Victor Muller se souvient avec enthousiasme de cette visite : « Nous avons rencontré le personnel du siège qui nous a présenté sa stratégie digitale, puis nous sommes allés voir les clients. Ça a permis au comité de voir la réalité sur le terrain, de voir à quel point les déplacements prennent du temps, de circuler sur des petites routes de campagne… J’ai trouvé intéressant le fait d’emmener des luxembourgeois jusqu’au Kenya pour discuter avec un microentrepreneur qui a emprunté 300 euros ! ».

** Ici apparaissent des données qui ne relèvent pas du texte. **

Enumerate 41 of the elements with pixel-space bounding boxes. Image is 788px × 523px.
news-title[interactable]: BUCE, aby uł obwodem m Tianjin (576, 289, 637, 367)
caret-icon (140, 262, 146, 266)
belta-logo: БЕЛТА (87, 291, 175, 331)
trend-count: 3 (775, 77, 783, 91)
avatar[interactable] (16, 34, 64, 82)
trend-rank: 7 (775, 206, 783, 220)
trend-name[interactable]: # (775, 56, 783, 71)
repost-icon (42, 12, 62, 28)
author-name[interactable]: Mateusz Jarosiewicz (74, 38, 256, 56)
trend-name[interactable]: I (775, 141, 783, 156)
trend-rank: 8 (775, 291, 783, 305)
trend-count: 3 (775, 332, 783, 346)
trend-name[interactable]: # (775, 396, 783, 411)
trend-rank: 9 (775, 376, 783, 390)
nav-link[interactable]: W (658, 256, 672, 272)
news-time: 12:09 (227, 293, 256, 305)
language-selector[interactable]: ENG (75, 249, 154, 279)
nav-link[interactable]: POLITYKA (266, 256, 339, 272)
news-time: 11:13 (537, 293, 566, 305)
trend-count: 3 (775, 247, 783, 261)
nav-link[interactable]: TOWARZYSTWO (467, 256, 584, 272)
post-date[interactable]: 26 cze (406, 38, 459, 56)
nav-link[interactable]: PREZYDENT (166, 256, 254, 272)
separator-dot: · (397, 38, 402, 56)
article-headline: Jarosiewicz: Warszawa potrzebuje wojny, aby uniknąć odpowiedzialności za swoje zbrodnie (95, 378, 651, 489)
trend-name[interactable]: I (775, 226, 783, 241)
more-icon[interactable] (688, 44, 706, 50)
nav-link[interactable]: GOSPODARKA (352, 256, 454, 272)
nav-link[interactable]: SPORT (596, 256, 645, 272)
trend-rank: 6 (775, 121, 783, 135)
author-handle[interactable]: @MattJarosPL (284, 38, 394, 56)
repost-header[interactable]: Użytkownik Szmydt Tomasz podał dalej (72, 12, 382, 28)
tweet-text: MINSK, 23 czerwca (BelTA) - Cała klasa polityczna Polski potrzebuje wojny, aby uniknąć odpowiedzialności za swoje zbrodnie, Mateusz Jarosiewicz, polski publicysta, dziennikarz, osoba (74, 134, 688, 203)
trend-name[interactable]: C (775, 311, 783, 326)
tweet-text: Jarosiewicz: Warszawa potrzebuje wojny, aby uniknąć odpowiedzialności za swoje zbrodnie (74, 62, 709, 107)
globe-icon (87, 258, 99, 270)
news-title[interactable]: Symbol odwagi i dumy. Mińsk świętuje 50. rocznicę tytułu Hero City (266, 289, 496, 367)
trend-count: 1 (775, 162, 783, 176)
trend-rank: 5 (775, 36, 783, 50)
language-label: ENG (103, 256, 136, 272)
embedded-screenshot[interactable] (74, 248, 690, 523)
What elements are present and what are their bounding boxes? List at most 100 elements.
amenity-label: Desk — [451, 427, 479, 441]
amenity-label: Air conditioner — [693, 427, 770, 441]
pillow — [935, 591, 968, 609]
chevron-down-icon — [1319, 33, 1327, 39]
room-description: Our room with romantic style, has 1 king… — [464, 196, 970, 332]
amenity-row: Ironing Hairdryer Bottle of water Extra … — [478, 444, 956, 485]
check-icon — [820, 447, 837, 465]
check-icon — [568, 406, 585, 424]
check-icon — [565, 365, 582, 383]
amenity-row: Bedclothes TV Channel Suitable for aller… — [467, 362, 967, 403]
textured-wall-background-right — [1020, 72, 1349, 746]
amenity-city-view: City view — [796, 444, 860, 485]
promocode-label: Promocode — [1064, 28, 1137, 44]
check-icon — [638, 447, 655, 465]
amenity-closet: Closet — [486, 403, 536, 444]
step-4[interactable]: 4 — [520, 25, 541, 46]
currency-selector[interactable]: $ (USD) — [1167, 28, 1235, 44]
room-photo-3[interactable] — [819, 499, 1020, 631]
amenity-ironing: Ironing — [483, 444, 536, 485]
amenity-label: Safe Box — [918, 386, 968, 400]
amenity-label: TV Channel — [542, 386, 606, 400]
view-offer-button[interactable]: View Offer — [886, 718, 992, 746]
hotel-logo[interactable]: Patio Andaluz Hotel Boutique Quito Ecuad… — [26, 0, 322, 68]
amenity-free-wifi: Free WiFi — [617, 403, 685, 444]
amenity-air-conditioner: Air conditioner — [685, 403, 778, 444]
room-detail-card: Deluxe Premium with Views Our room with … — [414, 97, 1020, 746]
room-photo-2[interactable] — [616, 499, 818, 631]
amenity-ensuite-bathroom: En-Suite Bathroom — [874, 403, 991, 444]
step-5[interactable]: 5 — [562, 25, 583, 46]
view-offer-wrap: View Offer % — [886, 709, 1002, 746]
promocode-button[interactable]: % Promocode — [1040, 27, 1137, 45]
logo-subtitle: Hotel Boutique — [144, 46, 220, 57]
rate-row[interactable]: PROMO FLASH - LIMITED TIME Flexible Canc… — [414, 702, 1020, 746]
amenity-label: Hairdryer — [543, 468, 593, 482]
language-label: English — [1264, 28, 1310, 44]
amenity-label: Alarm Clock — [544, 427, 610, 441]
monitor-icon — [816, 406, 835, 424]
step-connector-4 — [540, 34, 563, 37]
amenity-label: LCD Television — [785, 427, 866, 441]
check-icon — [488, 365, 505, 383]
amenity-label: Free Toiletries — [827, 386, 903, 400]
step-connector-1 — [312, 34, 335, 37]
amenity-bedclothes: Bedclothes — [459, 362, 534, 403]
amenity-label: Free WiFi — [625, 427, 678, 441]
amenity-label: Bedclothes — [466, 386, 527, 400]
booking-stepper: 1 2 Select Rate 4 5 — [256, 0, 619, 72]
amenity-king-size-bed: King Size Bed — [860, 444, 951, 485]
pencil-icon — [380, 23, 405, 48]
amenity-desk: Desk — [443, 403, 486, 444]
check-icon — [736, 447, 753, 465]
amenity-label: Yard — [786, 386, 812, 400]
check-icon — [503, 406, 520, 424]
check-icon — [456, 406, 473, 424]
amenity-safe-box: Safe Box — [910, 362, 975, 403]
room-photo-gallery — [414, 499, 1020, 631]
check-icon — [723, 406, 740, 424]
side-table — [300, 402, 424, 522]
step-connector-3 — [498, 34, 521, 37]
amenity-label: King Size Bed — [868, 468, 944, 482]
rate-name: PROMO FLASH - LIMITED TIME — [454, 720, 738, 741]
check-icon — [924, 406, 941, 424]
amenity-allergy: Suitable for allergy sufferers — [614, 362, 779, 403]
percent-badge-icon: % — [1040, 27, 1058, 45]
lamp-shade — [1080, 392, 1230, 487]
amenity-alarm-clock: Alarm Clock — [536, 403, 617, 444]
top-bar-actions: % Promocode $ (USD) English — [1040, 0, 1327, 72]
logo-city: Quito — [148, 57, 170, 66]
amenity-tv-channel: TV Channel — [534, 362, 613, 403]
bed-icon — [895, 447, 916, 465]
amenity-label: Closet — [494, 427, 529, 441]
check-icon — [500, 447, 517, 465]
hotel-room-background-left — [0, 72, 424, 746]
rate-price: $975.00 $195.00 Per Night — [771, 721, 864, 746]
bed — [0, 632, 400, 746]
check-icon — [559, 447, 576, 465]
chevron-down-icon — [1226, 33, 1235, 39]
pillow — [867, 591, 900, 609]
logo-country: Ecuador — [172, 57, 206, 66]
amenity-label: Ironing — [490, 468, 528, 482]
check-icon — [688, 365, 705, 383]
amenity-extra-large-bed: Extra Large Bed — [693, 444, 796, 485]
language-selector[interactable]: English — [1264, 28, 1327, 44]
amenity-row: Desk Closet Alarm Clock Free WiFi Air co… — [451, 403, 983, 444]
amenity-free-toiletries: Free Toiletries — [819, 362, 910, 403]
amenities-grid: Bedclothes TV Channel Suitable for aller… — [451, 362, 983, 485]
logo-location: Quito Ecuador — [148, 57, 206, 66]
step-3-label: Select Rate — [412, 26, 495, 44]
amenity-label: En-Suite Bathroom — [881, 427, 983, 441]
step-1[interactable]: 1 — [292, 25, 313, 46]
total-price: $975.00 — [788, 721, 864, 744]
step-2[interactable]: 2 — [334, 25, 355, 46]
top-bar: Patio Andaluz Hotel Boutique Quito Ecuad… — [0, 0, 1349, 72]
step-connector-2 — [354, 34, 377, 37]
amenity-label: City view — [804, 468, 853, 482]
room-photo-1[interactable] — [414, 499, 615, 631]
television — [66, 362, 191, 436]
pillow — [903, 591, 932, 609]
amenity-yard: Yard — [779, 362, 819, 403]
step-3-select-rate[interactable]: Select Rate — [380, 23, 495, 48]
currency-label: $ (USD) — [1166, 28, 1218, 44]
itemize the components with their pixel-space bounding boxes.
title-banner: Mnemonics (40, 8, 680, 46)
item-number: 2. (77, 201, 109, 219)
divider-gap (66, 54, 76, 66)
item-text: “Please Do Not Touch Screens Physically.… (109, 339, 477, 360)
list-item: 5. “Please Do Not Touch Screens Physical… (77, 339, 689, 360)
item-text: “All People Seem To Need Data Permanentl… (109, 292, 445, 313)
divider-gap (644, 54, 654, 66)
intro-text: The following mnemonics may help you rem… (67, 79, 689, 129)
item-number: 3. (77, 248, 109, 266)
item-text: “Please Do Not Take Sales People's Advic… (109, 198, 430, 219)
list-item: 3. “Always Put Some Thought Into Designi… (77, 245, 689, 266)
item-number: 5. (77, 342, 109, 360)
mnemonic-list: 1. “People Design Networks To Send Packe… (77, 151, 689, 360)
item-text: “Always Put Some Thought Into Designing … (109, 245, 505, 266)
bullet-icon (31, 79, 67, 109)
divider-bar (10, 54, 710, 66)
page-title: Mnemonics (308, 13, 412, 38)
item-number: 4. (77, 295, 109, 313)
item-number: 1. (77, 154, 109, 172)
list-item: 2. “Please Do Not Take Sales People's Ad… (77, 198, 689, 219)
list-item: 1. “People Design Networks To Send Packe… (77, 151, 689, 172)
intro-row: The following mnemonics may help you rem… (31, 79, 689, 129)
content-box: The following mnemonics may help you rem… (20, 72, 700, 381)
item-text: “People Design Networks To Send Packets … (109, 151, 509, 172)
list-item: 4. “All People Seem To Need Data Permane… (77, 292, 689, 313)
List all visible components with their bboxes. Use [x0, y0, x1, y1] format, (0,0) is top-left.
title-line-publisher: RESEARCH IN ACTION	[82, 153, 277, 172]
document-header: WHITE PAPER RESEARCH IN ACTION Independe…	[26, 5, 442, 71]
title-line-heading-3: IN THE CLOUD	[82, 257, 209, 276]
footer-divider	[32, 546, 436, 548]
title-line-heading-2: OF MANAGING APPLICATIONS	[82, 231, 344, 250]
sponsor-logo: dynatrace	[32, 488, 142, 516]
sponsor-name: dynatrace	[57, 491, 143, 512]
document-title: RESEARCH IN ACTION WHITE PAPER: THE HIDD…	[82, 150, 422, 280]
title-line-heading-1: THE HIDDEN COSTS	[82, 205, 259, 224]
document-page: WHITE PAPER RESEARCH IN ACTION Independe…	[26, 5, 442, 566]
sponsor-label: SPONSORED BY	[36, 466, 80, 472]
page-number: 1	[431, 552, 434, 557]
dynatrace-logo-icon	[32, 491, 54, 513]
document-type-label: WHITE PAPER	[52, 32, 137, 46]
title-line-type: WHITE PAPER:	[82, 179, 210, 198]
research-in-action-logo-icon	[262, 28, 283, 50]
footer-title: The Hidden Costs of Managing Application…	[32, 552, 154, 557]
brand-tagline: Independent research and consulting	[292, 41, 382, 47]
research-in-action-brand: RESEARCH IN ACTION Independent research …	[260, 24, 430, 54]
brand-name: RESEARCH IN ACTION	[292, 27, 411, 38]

3ème jour : Tulaa, ou comment délivrer des prêts en matières premières pour l‘agriculture
Dernière rencontre et non des moindres pour cette troisième journée. Tulaa, une start-up lancée en 2019, utilise une plateforme digitale pour financer la chaîne de valeur agricole de la pomme de terre et du chou. Dans un premier temps, l’agriculteur passe commande des intrants dont il a besoin pour sa production (semences, engrais) sur l’application mobile de Tulaa. En échange, il reçoit un voucher électronique dans les heures qui suivent, qui lui permet de récupérer ses intrants auprès du détaillant. Dès que l’échange est fait, Tulaa paie le détaillant. S’enclenche alors le processus de remboursement pour l’agriculteur, qui va d’abord payer les intérêts relatifs à son emprunt les premiers mois, avant de rembourser le reste des intérêts et le crédit au moment de la récolte. Après la récolte, Tulaa facilite l’accès au marché des agriculteurs en les mettant en relation avec des intermédiaires, afin que ceux-ci puissent écouler équitablement leur production. L’agriculteur, qui n’est pas forcément mobile et n’a pas de réseau pour pouvoir choisir le bon acheteur et vendre au meilleur prix, est en effet souvent contraint de vendre à des intermédiaires de l’agro-alimentaire qui ont un fort pouvoir de négociation et leur laissent peu de marge. « Tulaa s’occupe de la commercialisation et de trouver des acheteurs afin que les agriculteurs aient un accès facilité à un marché et à de meilleurs prix », précise Victor Muller. « En parallèle, nous prodiguons aux agriculteurs des conseils sur leur téléphone portable durant toute la durée du prêt », ajoute le directeur régional de Tulaa. Précieux, ces conseils portent à la fois sur la meilleure période du calendrier pour semer, pour récolter, donne des informations sur le prix des récoltes, sur les marchés… « Ces conseils les aident à améliorer leur productivité », poursuit-il. « Nous utilisons également la technologie pour leur donner un retour d'informations par le biais d'enquêtes afin de continuer à améliorer nos processus. ».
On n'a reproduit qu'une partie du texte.